満州はあまりいい例ではないかもしれないが、自由な気風に移民が集まり、1776年に12000人しかいなかったNew Orleansは、1820年には200万人都市に膨れ上がる(Katrina被害を受けたあとの現在より多い)。そうしたいい意味で錯綜した街で暮らすクレオール(当時は黒人というレッテルではない)の秩序を裏で支えていたのが「秘密結社」だったといいたい。
そんな彼らにとって大事なことが、自分の所属する秘密結社のパワーをみせつけること。だからといって軍事力や金などという下世話なものでやるんじゃない。「見た目の派手さ、華やかさ」、これだけが唯一である(十分俗っぽいですね)。最高潮は、アフリカの宗教や伝統もあって、お葬式のお通夜にやってくる。大盤振る舞いのドンチャン騒ぎである(これはすごく日本のそれに似ています)。

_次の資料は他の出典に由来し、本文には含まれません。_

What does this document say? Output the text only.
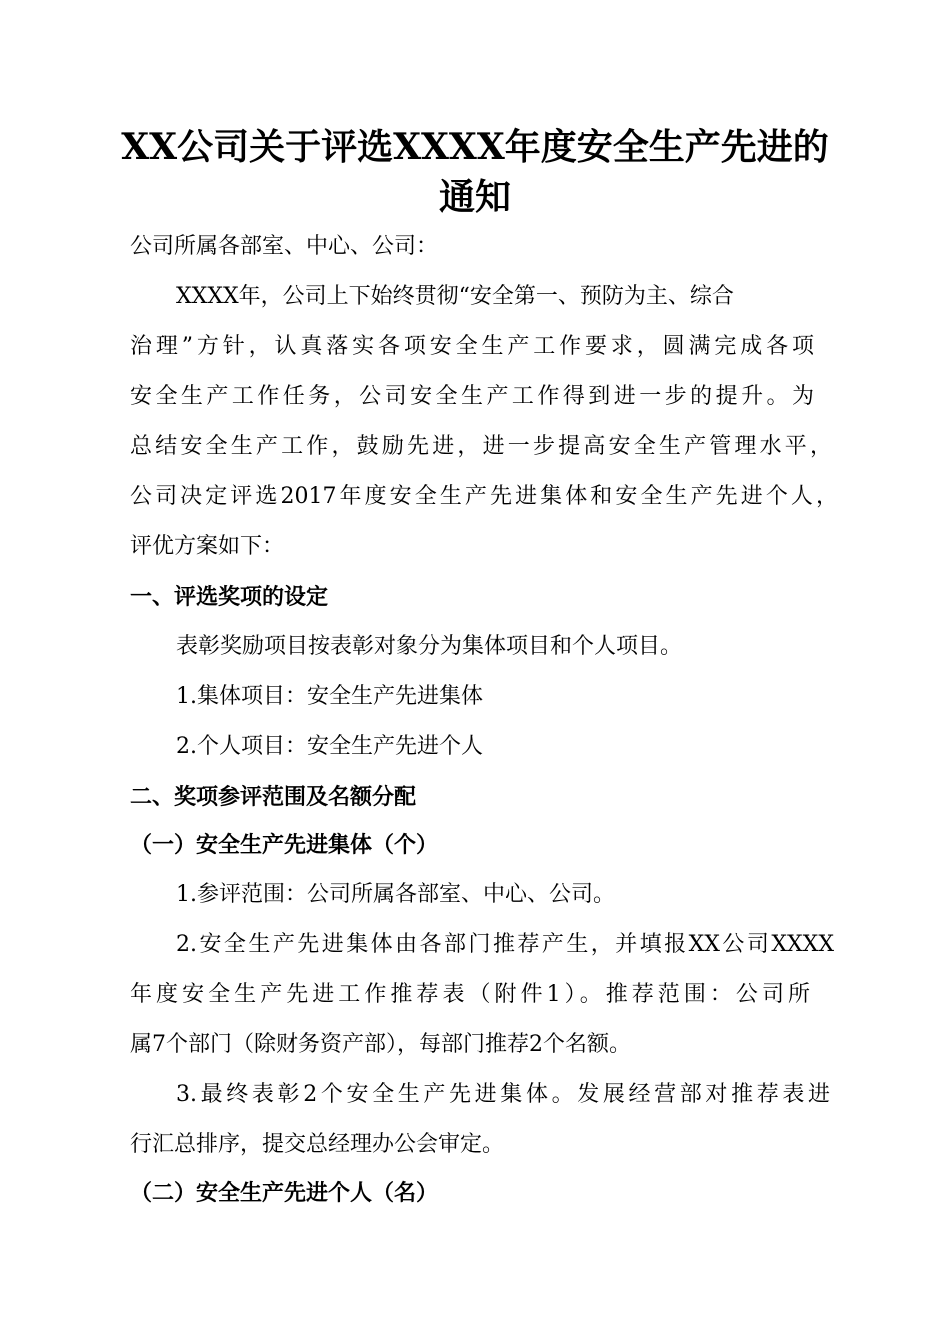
XX公司关于评选XXXX年度安全生产先进的
通知

公司所属各部室、中心、公司：

XXXX年，公司上下始终贯彻“安全第一、预防为主、综合

治理”方针，认真落实各项安全生产工作要求，圆满完成各项

安全生产工作任务，公司安全生产工作得到进一步的提升。为

总结安全生产工作，鼓励先进，进一步提高安全生产管理水平，

公司决定评选2017年度安全生产先进集体和安全生产先进个人，

评优方案如下：

一、评选奖项的设定

表彰奖励项目按表彰对象分为集体项目和个人项目。

1.集体项目：安全生产先进集体

2.个人项目：安全生产先进个人

二、奖项参评范围及名额分配

（一）安全生产先进集体（个）

1.参评范围：公司所属各部室、中心、公司。

2.安全生产先进集体由各部门推荐产生，并填报XX公司XXXX

年度安全生产先进工作推荐表（附件1）。推荐范围：公司所

属7个部门（除财务资产部），每部门推荐2个名额。

3.最终表彰2个安全生产先进集体。发展经营部对推荐表进

行汇总排序，提交总经理办公会审定。

（二）安全生产先进个人（名）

更に、埋葬するための行列は、バンドを雇ってパレードをやる。そこで雇われたバンド音楽からジャズの基をなす音楽がかたどられる。当時クレオールに人種差別はなく、彼らはフランス系エリートだから、フランスで最高の音楽を学んで帰ってきた連中が、そのアフリカの伝統とをくっつけて、ジャズを生むわけである(ジャズの完成には、更にスパイスとしての人種差別が必要になる)。
このパレードは当然Mardis Grasのパレードにつながっている。Mardis GrasでKreweが最初にパレードをしたのが、1857年のことである。とにかく以前も紹介したようにその当時の「秘密結社」の名残が、ここぞとばかりに、Mardis Grasでそれぞれのグループの力をみせつけてきたわけだ(単なるみせびらかしの張り合いであっても!)。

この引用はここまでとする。